Enraged by this deception, Ectar almost slays Vakir before he is stopped by Lunete. Vakir claims that they can still save Draigo from Mortarion's trap by going to the Garden of Nurgle itself. Vakir proposes to infuse Kadex with a psychic beacon before slaying the Daemon-Prince, and following his returning spirit to the Garden. Before Vakir finishes her spell, she reveals that she has sacrificed her soul to Kadex so that she can act as the beacon. Once the spell is finished, Kadex's soul returns to his master, with the Grey Knights following suit.

The Grey Knights follow Kadex's soul to the Garden and manage to reinforce Draigo. As the Grey Knights battle Mortarion and his minions, Draigo cuts all five of the Bloom's roots. Once the final root has been severed, Mortarion flees. The Baleful Edict returns to real-space whilst the Grey Knights who fought Mortarion remain in the warp to accompany their Supreme Grandmaster. Ectar and Lunete return to Titan, where Ectar, impressed by Vakir's loyalty and bravery, recommends she has a memorial made for her.

After the End-Credits, a skull that contains Kadex's soul is shown.
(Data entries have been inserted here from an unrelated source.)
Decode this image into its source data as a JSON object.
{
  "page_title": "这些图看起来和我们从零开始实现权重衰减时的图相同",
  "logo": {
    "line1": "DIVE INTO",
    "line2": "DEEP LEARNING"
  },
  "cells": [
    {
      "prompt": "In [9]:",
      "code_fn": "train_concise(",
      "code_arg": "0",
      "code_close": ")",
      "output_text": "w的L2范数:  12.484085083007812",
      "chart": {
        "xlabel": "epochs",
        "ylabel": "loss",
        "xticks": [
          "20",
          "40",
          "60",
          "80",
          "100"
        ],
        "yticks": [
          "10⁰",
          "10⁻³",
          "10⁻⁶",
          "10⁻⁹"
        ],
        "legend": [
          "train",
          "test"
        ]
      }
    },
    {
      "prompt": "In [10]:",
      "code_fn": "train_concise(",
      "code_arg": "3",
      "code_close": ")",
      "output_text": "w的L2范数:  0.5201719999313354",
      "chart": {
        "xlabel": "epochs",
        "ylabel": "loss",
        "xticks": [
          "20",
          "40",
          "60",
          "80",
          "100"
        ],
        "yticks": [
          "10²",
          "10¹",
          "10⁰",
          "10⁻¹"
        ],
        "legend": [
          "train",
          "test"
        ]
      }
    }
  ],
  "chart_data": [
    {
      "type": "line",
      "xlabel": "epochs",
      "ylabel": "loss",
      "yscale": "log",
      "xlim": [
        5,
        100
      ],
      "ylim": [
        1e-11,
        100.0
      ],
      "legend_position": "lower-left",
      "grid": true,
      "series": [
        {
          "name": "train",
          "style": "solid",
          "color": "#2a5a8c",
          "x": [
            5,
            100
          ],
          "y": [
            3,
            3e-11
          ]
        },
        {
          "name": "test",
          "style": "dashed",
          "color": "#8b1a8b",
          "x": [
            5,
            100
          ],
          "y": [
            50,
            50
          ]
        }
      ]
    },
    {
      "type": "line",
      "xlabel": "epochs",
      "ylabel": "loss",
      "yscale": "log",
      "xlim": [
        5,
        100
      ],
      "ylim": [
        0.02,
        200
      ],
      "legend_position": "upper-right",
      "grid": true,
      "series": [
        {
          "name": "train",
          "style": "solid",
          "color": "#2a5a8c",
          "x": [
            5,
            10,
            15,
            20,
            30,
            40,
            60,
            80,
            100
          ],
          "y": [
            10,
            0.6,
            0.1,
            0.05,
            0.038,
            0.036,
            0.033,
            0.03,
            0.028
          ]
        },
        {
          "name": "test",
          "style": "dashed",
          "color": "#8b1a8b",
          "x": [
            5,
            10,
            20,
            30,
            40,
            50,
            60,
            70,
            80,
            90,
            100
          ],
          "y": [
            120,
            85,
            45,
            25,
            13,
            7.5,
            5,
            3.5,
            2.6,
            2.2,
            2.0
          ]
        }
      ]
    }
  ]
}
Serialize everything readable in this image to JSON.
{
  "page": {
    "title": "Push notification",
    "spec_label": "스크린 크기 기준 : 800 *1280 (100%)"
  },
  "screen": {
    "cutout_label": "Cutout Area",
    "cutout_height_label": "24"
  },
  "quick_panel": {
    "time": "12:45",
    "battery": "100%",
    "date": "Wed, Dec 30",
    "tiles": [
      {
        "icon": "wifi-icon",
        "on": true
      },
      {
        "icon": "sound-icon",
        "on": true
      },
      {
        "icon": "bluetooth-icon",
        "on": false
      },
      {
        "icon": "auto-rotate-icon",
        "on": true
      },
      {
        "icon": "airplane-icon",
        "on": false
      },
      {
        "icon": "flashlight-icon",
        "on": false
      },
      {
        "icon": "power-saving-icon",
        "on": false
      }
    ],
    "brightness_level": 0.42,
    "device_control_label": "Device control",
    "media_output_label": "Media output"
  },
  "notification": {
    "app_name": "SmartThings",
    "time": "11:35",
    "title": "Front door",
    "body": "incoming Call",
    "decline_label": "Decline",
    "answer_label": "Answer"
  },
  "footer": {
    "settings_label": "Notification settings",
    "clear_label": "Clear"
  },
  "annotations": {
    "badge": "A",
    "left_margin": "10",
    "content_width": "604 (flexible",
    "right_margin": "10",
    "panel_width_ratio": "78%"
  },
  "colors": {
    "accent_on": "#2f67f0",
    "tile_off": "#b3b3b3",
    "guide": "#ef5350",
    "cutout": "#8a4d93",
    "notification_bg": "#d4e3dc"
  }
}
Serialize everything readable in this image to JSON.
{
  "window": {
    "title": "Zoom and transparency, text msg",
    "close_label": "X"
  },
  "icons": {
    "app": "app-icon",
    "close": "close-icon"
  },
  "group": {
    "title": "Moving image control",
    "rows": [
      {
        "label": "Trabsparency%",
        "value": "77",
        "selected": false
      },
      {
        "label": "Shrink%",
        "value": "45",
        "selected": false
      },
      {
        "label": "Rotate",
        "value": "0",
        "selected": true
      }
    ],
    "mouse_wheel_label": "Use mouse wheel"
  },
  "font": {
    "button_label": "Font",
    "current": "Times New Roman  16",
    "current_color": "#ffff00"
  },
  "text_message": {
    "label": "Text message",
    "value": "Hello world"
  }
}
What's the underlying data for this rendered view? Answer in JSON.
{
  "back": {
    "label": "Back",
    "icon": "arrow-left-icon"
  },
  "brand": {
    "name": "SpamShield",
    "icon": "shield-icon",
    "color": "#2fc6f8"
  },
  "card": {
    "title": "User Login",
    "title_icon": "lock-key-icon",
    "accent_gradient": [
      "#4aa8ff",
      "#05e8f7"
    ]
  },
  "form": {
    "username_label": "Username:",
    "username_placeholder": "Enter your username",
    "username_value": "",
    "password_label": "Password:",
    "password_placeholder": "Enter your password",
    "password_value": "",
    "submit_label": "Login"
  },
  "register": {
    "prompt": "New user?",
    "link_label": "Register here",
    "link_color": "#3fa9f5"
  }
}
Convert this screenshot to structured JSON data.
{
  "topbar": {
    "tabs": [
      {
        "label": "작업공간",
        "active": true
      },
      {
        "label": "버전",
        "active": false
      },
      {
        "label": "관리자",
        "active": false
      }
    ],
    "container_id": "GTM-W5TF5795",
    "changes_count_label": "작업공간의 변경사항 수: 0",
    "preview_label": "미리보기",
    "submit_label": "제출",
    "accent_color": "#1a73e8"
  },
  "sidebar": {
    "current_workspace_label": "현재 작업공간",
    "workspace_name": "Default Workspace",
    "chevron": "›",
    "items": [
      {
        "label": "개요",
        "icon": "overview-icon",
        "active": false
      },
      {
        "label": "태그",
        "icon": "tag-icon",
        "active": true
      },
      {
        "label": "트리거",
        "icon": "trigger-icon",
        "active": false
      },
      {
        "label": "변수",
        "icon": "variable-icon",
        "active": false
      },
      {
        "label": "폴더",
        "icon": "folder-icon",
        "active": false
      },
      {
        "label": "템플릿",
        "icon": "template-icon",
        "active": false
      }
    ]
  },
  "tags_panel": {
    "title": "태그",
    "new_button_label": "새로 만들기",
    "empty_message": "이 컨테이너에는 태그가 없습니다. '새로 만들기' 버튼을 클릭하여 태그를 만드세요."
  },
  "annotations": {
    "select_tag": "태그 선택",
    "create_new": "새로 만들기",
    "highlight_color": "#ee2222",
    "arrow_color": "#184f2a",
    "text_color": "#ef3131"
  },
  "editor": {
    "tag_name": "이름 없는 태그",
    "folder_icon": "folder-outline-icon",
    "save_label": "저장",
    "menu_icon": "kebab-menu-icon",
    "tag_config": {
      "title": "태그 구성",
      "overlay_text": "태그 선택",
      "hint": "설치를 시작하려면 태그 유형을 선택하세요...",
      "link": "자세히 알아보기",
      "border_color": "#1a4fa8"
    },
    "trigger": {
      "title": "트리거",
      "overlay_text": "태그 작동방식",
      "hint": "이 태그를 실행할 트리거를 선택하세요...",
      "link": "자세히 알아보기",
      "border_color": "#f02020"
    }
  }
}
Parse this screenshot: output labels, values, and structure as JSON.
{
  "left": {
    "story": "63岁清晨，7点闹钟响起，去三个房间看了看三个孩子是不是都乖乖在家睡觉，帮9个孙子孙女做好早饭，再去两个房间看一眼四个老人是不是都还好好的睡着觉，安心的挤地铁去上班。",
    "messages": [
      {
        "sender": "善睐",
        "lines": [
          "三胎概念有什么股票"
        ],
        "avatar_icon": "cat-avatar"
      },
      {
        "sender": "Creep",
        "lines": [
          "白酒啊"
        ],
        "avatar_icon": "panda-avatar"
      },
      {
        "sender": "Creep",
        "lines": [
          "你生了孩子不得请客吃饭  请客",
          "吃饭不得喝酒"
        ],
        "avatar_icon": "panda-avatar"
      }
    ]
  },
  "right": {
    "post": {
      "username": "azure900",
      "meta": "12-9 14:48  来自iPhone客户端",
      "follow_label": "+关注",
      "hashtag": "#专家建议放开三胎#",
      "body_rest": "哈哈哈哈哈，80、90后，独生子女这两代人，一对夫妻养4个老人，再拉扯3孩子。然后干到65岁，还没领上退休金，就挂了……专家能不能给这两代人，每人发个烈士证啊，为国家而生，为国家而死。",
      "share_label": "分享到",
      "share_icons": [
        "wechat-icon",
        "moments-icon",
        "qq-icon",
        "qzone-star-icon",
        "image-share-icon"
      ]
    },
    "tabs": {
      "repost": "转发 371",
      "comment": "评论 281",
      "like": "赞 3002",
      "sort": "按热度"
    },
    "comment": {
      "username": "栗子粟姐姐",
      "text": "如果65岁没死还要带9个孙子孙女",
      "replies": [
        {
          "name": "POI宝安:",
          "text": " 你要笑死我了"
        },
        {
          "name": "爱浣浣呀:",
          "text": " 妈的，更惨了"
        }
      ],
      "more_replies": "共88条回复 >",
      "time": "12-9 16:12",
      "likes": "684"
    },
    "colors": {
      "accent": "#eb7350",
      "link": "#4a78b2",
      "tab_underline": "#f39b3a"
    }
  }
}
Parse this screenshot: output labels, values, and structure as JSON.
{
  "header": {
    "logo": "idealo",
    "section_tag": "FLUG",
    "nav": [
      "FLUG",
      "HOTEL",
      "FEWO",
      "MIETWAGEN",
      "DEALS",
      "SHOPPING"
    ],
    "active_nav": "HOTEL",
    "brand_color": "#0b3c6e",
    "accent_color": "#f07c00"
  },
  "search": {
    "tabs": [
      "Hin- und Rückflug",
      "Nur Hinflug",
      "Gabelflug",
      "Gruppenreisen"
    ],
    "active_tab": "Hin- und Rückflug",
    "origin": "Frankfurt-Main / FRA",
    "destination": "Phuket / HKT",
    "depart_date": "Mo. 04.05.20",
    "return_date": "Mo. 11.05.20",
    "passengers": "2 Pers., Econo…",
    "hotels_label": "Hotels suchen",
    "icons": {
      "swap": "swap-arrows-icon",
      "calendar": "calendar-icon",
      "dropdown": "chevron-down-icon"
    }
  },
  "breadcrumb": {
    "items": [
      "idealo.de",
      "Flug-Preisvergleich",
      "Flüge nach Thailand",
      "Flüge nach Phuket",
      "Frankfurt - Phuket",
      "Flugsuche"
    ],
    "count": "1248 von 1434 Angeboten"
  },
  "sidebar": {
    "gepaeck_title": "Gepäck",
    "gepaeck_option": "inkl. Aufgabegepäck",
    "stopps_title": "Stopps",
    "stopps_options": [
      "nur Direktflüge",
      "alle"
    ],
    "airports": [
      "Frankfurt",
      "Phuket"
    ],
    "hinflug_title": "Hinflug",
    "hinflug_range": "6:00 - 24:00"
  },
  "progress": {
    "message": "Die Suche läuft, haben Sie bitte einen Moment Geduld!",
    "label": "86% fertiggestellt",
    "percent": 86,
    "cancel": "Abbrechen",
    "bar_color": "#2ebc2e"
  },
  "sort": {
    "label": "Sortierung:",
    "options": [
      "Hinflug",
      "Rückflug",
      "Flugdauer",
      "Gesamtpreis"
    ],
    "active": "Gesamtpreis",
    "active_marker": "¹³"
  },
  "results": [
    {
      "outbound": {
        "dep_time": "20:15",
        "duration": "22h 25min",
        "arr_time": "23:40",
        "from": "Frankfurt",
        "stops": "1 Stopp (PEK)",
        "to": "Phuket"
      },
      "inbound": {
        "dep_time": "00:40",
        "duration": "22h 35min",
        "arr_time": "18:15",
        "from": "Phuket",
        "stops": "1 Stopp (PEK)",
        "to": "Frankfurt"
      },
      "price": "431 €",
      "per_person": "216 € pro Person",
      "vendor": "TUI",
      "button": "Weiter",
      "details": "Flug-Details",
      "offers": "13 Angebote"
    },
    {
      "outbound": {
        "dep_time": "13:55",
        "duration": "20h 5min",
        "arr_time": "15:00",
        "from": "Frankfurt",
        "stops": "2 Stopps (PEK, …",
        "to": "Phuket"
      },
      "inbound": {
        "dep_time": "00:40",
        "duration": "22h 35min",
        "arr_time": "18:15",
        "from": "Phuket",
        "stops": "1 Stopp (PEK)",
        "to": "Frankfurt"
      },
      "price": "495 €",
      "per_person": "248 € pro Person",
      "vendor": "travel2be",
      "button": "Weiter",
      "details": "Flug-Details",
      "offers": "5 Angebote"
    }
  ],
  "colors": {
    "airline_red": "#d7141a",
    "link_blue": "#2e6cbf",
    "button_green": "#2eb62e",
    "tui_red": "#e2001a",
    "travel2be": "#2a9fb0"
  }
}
Kadex has managed to capture Vakir's soul, and declares that he will use her to further his future plans.

==Gameplay==
The player commands a squad of Grey Knights in a fight against the forces of Nurgle who are attempting to release a plague on the galaxy called the Bloom.

==Development and release==
The game is a sequel to the 1998 game Warhammer 40,000: Chaos Gate and was released 5 May 2022. The game was developed by Canadian studio Complex Games and was published by Frontier Foundry.

==Reception==

Warhammer 40,000: Chaos Gate – Daemonhunters received "generally favorable" reviews, according to review aggregator Metacritic.

During the 26th Annual D.I.C.E. Awards, the Academy of Interactive Arts & Sciences nominated Chaos Gate – Daemonhunters for "Strategy/Simulation Game of the Year".

Aggregate score
| Aggregator | Score |
|---|---|
| Metacritic | 81/100 |

Review scores
| Publication | Score |
|---|---|
| Eurogamer | Recommended |
| IGN | 8/10 |
| PC Gamer (UK) | 87/100 |
| PCGamesN | 8/10 |

==Sequel==
A sequel, titled Warhammer 40,000: Chaos Gate – Deathwatch, was announced.